As we talked about the latest deals and steals in Silicon Valley, Piyush Patel, a lanky engineer-entrepreneur with a khadi jhola (cotton bag) on his shoulder, walked by. Indicating Patel, Del Calvo said, “Let me introduce you to one of your future cover boys.”

We smiled. We’d heard this one before: yet another kid on the block who thinks he belongs on our cover. After all, we’ve got only 12 in a year, and it takes an extraordinary amount of grit, promise, charm, not to mention personality to get onto one. Nope, this guy didn’t seem like he was going to make the cut. Still, Del Calvo was pretty sure; he was, after all, Patel’s company’s corporate attorney.

We changed our mind when we met Patel and his two partners in their new offices in Mountain View. In hindsight, the sale of their startup Yago Systems (Yet Another Gigabit Operation) for $285 million to Cabletron Systems seems like a mere first step in an elaborate scheme to not only exit from a hyper competitive market but also elevate the fast-sagging fortunes of the acquiring company.

With a series of sharp, decisive moves, Patel, with partner Romulus Pareira first convinced the senior management to inject young blood into the top ranks of the company by replacing themselves (!) with the upstart Yago team. Subsequently, in June of last year, Patel was appointed chairman and CEO of the company, and soon after Pareira became president.

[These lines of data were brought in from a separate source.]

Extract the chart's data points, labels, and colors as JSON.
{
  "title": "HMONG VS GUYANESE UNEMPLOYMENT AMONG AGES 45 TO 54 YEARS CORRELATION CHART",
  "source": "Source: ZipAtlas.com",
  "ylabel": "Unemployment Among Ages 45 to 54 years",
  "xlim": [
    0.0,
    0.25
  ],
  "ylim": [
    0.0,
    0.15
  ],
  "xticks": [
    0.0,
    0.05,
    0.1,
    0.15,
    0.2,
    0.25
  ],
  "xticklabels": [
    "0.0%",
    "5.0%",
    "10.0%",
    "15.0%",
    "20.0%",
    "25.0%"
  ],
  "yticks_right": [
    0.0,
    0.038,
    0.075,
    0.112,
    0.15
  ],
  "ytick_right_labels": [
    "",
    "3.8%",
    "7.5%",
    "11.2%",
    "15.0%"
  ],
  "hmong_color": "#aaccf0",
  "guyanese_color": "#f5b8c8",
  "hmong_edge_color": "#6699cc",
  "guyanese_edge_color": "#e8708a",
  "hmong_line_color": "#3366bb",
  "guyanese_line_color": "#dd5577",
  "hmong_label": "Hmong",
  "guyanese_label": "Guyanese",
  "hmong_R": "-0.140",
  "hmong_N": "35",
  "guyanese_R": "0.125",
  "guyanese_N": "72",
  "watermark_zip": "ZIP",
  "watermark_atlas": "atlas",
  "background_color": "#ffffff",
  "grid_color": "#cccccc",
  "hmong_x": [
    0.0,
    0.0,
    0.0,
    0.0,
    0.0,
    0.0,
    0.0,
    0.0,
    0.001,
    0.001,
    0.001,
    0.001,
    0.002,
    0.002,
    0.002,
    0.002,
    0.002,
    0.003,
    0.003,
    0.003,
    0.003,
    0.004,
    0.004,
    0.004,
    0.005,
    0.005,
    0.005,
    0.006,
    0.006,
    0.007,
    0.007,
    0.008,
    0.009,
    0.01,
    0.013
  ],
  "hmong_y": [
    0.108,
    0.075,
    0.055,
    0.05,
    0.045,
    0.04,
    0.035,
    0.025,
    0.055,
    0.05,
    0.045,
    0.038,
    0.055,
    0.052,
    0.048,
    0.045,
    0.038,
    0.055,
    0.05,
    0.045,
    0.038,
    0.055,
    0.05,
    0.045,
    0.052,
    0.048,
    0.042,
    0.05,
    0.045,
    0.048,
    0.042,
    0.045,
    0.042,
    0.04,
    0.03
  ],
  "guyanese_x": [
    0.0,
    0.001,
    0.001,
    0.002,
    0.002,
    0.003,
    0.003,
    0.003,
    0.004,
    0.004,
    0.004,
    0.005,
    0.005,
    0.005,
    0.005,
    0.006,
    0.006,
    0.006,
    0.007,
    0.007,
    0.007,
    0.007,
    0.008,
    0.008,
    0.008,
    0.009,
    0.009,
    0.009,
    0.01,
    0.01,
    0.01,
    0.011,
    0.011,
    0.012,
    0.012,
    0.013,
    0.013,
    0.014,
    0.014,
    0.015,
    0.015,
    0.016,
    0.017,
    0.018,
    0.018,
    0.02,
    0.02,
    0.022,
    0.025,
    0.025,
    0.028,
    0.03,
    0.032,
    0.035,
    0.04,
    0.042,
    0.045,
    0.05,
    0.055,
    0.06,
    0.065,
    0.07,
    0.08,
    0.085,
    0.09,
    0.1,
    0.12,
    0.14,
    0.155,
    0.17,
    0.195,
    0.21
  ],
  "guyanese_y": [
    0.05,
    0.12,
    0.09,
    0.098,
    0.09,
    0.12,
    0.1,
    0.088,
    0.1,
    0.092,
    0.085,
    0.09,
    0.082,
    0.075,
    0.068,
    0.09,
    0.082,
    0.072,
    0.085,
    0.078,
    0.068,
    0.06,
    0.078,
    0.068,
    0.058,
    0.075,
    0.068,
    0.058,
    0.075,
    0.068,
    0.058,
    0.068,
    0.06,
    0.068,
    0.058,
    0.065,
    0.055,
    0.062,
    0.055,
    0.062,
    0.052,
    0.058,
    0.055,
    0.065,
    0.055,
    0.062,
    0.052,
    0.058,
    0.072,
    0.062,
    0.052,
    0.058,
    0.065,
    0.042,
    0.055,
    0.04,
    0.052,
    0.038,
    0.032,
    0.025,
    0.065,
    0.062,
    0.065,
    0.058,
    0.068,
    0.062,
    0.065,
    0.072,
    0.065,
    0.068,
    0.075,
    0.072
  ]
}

Judging from the performance of the company’s stock, which has shot up to $50 from its last year’s cost of $8, the results are a clear success. The pair’s involvement augurs particularly well in light of the pessimism by industry experts and analysts, who hinted at a desperate acquisition. The company has also announced a complete reorganization of the company into four independent subsidiary companies, each focused on particular market segments. This move shows that Patel and Pareira are doing what they are best at: running smaller, leaner, entrepreneurial companies. The streamlined departments enable the product development and marketing teams to move faster and more effectively, serving the huge and seemingly infinite markets.

It’s difficult to imagine Patel and Pareira operating without the support of each other; they are partners who complement each other very well. So why, we wonder, does Patel still drive his broken-in 1988 station wagon when Pareira went out and bought a swank new BMW Z3 soon after the Yago acquisition?